Konflikt w Dar Furze, który trwa już od 5 lat, nie daje nadziei na szybkie rozwiązanie. Jego początek był związany z buntem Darfurczyków przeciwko władzom w Chartumie, oskarżanym o marginalizację tego regionu Sudanu. Na kontekst polityczny, nałożył się kontekst rasowy. Oto naprzeciwko siebie stanęli afrykańscy – „czarni” – Sudańczycy i sudańscy Arabowie, którzy rządzą Sudanem – poza jego południową częścią – i wspierają arabskie milicje dżandźawidów, walczące z Darfurczykami.

Szacuje się, że w darfurskim konflikcie zginęło już ponad 300 tysięcy osób, a kolejne 2,5 miliona zostało wygnanych z własnych domów. Na opuszczone w ten sposób ziemie wchodzą nowi mieszkańcy, którzy próbują je zająć. Ale zanim to się stanie dochodzi do kolejnych walk, pomiędzy rywalizującymi ze sobą grupami, co sprawia, że konflikt w Dar Furze trwa dalej. A spirala przemocy wciąż się nakręca. Taki stan może potrwać jeszcze wiele lat.

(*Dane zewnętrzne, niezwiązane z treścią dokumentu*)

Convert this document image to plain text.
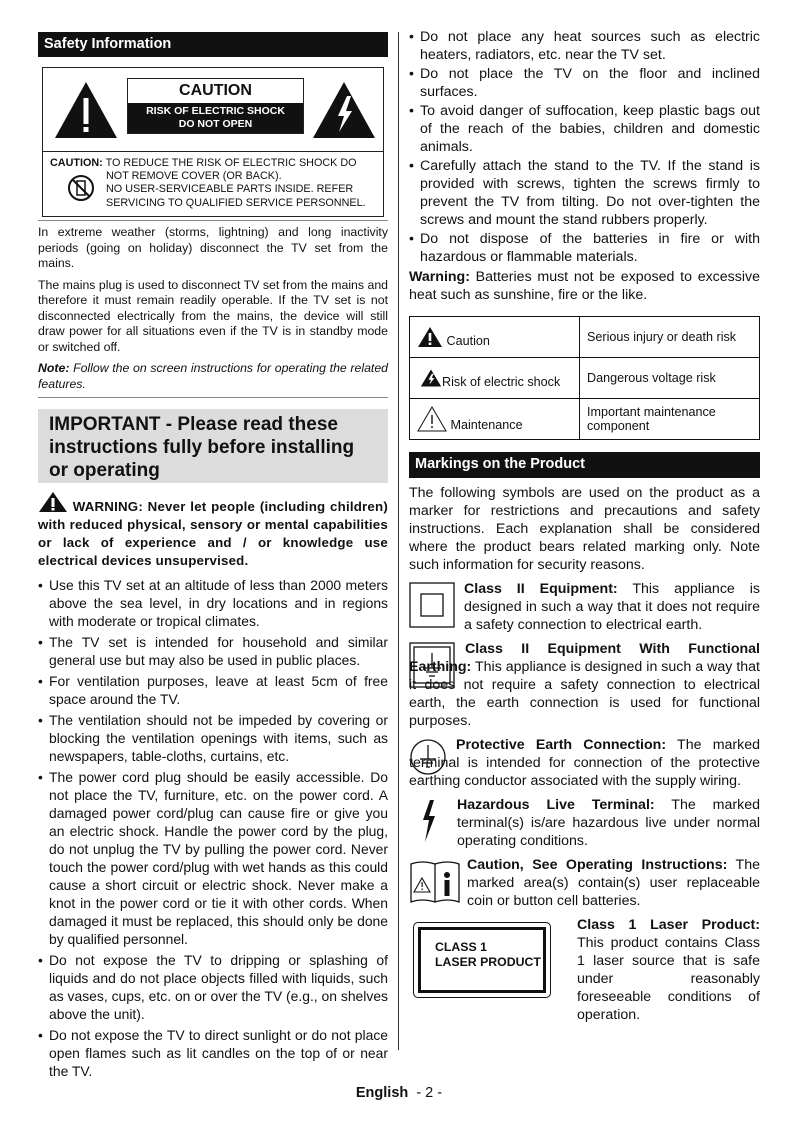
Safety Information
CAUTION
RISK OF ELECTRIC SHOCK
DO NOT OPEN
CAUTION: TO REDUCE THE RISK OF ELECTRIC SHOCK DO
NOT REMOVE COVER (OR BACK).
NO USER-SERVICEABLE PARTS INSIDE. REFER
SERVICING TO QUALIFIED SERVICE PERSONNEL.

In extreme weather (storms, lightning) and long inactivity periods (going on holiday) disconnect the TV set from the mains.

The mains plug is used to disconnect TV set from the mains and therefore it must remain readily operable. If the TV set is not disconnected electrically from the mains, the device will still draw power for all situations even if the TV is in standby mode or switched off.

Note: Follow the on screen instructions for operating the related features.

IMPORTANT - Please read these instructions fully before installing or operating
WARNING: Never let people (including children) with reduced physical, sensory or mental capabilities or lack of experience and / or knowledge use electrical devices unsupervised.
• Use this TV set at an altitude of less than 2000 meters above the sea level, in dry locations and in regions with moderate or tropical climates.
• The TV set is intended for household and similar general use but may also be used in public places.
• For ventilation purposes, leave at least 5cm of free space around the TV.
• The ventilation should not be impeded by covering or blocking the ventilation openings with items, such as newspapers, table-cloths, curtains, etc.
• The power cord plug should be easily accessible. Do not place the TV, furniture, etc. on the power cord. A damaged power cord/plug can cause fire or give you an electric shock. Handle the power cord by the plug, do not unplug the TV by pulling the power cord. Never touch the power cord/plug with wet hands as this could cause a short circuit or electric shock. Never make a knot in the power cord or tie it with other cords. When damaged it must be replaced, this should only be done by qualified personnel.
• Do not expose the TV to dripping or splashing of liquids and do not place objects filled with liquids, such as vases, cups, etc. on or over the TV (e.g., on shelves above the unit).
• Do not expose the TV to direct sunlight or do not place open flames such as lit candles on the top of or near the TV.
• Do not place any heat sources such as electric heaters, radiators, etc. near the TV set.
• Do not place the TV on the floor and inclined surfaces.
• To avoid danger of suffocation, keep plastic bags out of the reach of the babies, children and domestic animals.
• Carefully attach the stand to the TV. If the stand is provided with screws, tighten the screws firmly to prevent the TV from tilting. Do not over-tighten the screws and mount the stand rubbers properly.
• Do not dispose of the batteries in fire or with hazardous or flammable materials.
Warning: Batteries must not be exposed to excessive heat such as sunshine, fire or the like.
Caution	Serious injury or death risk
Risk of electric shock	Dangerous voltage risk
Maintenance	Important maintenance component
Markings on the Product
The following symbols are used on the product as a marker for restrictions and precautions and safety instructions. Each explanation shall be considered where the product bears related marking only. Note such information for security reasons.
Class II Equipment: This appliance is designed in such a way that it does not require a safety connection to electrical earth.
Class II Equipment With Functional Earthing: This appliance is designed in such a way that it does not require a safety connection to electrical earth, the earth connection is used for functional purposes.
Protective Earth Connection: The marked terminal is intended for connection of the protective earthing conductor associated with the supply wiring.
Hazardous Live Terminal: The marked terminal(s) is/are hazardous live under normal operating conditions.
Caution, See Operating Instructions: The marked area(s) contain(s) user replaceable coin or button cell batteries.
CLASS 1
LASER PRODUCT
Class 1 Laser Product: This product contains Class 1 laser source that is safe under reasonably foreseeable conditions of operation.
English - 2 -
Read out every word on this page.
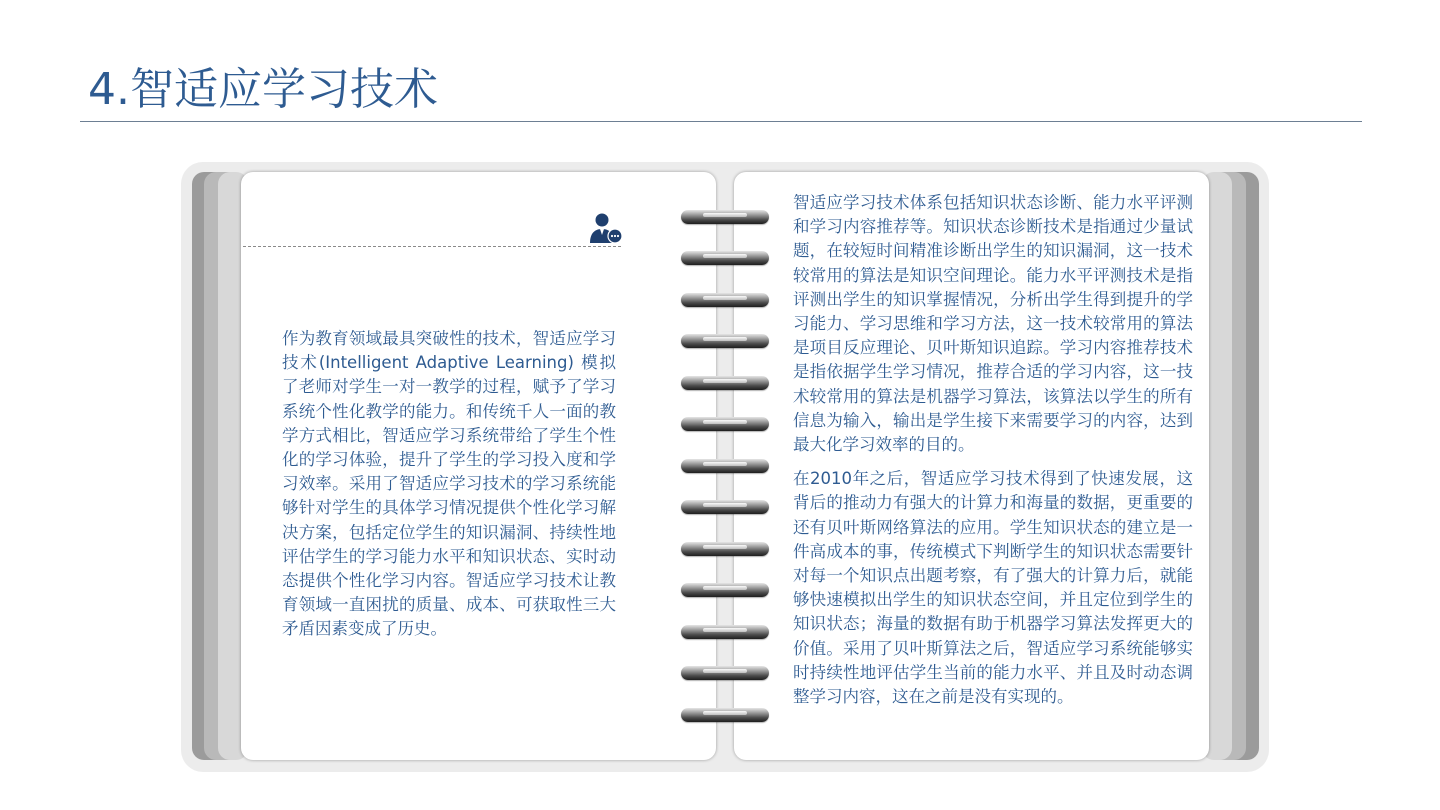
4.智适应学习技术
作为教育领域最具突破性的技术，智适应学习技术(Intelligent Adaptive Learning) 模拟了老师对学生一对一教学的过程，赋予了学习系统个性化教学的能力。和传统千人一面的教学方式相比，智适应学习系统带给了学生个性化的学习体验，提升了学生的学习投入度和学习效率。采用了智适应学习技术的学习系统能够针对学生的具体学习情况提供个性化学习解决方案，包括定位学生的知识漏洞、持续性地评估学生的学习能力水平和知识状态、实时动态提供个性化学习内容。智适应学习技术让教育领域一直困扰的质量、成本、可获取性三大矛盾因素变成了历史。

智适应学习技术体系包括知识状态诊断、能力水平评测和学习内容推荐等。知识状态诊断技术是指通过少量试题，在较短时间精准诊断出学生的知识漏洞，这一技术较常用的算法是知识空间理论。能力水平评测技术是指评测出学生的知识掌握情况，分析出学生得到提升的学习能力、学习思维和学习方法，这一技术较常用的算法是项目反应理论、贝叶斯知识追踪。学习内容推荐技术是指依据学生学习情况，推荐合适的学习内容，这一技术较常用的算法是机器学习算法，该算法以学生的所有信息为输入，输出是学生接下来需要学习的内容，达到最大化学习效率的目的。

在2010年之后，智适应学习技术得到了快速发展，这背后的推动力有强大的计算力和海量的数据，更重要的还有贝叶斯网络算法的应用。学生知识状态的建立是一件高成本的事，传统模式下判断学生的知识状态需要针对每一个知识点出题考察，有了强大的计算力后，就能够快速模拟出学生的知识状态空间，并且定位到学生的知识状态；海量的数据有助于机器学习算法发挥更大的价值。采用了贝叶斯算法之后，智适应学习系统能够实时持续性地评估学生当前的能力水平、并且及时动态调整学习内容，这在之前是没有实现的。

A świat? Pomimo, że zrobił z Dar Furu najbardziej medialne humanitarne show, poza wysyłaniem kolejnych pracowników organizacji pomocowych, nie potrafi zrobić nic więcej. Amerykanie potępiają władze w Chartumie, ale nie czynią wiele z racji swojego zaangażowania w Afganistanie i Iraku. Natomiast Białoruś i Chiny nadal dostarczają broń Sudanowi, która później trafia na front walki z rebeliantami. I chyba dopiero, kiedy okazałoby się, że Bin Laden ukrywa się w Dar Furze, zainteresowanie tym miejscem wkroczyłoby na polityczne salony. Może wtedy ktoś zechciałby rozwiązać darfurską kwestię.